Though at first they seem like the clear-cut light and dark in Ten’s life, we eventually come to realise that not everything in Ten’s world is as black and white as it seems. I learned to love both of them for both their virtues and their faults. The best part, though? The romance was not the main plotline, and Ten definitely remained her own independent person with her own goals and ideals. When I started reading this, I was worried she would be another “Ooh~ Hot guy! I’m going to sacrifice everything because this guy makes me horny all the time and I think it’s love!” Fret not, this was not the case.
Speaking of characters, I actually really liked Sloan. Out of everyone in this book (aside from Ten), I felt like she was the realest character. She wasn’t always just a plot point, but rather a living, breathing teenager who had her own wants, needs, attitude, and agenda. She didn’t act like a saint or a demon (I’m looking at you, Archer and Killian), but like a human. Which I guess is what she was, but compared to everyone else, she was much more believable in her execution. I think characters like Sloan are indispensable, especially these days when YA can sometimes be too main-character–centric.
Actually Sloan, though.
The other thing I liked about Firstlife was that there was a lot of action—escaping prisons, flying planes, fighting pursuers, escaping from monsters and “humans” alike—but I never found myself lost or confused. Showalter did a good job of keeping the pace. While I got really anxious as to the direction of the book in various places throughout, I think this was more of a “I just want to see what happens” rather than boring interludes. Something is always happening in Firstlife.
Now, for the cons.
The first thing that comes to my mind is that, it really bothered me that there were no POC in this book aside from the two that were introduced halfway through the story and were hardly ever more than side characters. If the kids in Prynne Asylum are from all over the world, why is everyone white?! I’m not asking for this to be a POC topic book, but some representation would be nice, especially given that this book is presumably set in the future.
On another note, this isn’t a real complaint, but can we talk about the fact that everyone in this book is beautiful?

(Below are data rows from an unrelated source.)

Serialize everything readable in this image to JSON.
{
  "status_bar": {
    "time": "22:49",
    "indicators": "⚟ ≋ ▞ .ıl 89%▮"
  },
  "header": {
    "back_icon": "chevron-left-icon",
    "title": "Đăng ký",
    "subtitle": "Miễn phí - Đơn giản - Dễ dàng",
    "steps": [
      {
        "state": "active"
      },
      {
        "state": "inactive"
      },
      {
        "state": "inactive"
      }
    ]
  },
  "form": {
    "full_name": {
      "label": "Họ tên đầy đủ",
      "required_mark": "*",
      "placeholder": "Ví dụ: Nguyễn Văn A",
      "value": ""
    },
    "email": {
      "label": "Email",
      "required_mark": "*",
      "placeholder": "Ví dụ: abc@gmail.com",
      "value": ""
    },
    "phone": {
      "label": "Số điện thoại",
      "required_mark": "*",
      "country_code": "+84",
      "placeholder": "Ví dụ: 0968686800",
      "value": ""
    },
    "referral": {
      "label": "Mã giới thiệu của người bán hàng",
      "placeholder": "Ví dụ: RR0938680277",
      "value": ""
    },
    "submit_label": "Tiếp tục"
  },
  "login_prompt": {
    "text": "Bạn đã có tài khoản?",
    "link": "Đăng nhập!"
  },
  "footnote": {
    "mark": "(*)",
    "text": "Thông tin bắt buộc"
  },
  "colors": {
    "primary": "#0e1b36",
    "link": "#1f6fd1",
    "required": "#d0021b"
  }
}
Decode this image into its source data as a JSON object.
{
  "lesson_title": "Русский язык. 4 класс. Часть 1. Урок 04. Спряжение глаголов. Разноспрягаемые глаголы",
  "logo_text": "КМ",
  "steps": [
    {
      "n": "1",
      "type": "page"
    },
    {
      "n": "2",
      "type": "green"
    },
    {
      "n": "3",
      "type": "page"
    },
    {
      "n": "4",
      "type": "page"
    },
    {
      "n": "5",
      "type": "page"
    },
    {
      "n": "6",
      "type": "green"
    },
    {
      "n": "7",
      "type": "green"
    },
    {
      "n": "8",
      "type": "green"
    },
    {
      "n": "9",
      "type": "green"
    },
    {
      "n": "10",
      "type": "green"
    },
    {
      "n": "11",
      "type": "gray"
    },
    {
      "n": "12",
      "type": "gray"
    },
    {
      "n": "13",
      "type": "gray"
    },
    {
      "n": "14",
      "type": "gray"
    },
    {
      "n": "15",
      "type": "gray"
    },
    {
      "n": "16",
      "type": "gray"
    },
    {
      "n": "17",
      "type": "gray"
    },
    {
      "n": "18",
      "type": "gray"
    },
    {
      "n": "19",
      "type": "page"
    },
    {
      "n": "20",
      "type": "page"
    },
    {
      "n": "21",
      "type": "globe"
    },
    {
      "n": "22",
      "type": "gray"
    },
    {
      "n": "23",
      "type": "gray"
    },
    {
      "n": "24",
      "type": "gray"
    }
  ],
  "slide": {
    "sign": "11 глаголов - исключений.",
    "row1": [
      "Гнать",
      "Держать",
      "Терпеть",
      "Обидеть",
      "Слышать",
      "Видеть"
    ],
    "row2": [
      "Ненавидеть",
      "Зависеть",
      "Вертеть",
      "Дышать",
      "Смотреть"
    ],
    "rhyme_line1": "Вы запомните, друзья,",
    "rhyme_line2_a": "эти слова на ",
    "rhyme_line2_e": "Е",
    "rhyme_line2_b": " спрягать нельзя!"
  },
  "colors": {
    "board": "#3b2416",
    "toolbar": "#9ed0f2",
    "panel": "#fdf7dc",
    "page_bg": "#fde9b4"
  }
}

Were there no unattractive people that weren’t enemies in this whole plot line? A little too unbelievable, but I’m willing to make an exception…because let’s be real, my shallow sentiments enjoyed it anyway.
The one thing that wasn’t necessarily a con, but that could have been better, was Ten’s character development and the general hashing of her character. Throughout the book, she kept telling us “I see merits in both Myriad and Troika,” or “I feel like I can belong to both/either,” but I had to do a lot of work as a reader to see exactly what points she was thinking of. Sure, there were very definite points (View Spoiler »like when Ten kills people, or when Ten tries to save people « Hide Spoiler), but I didn’t feel like that was reason enough for her to undergo torture for months. It was only later in the book that she really came out and said that the reason she hadn’t chosen a side was because she wanted the freedom to decide—she didn’t want to be pressured into picking. Her reasoning for all of her decisions would have been a lot stronger and made a lot more sense if I had known this earlier. I think this was the main reason I never felt like I could truly connect to Ten, and that made me sad because I really, really wanted to. I also felt like the realization she came to towards the end re: Myriad felt a little too rushed. (View Spoiler »We knew Myriad was bad, we knew she didn’t like it deep down inside, but « Hide Spoiler) We didn’t see her thought process coming to her conclusions herself, which I think was necessary given the book’s in first-person.
All in all, I’d give this one a 4. It was a fun read with an interesting concept that was pretty well-executed. It could’ve been more relatable on a character level, but maybe we’ll see that in the next installment!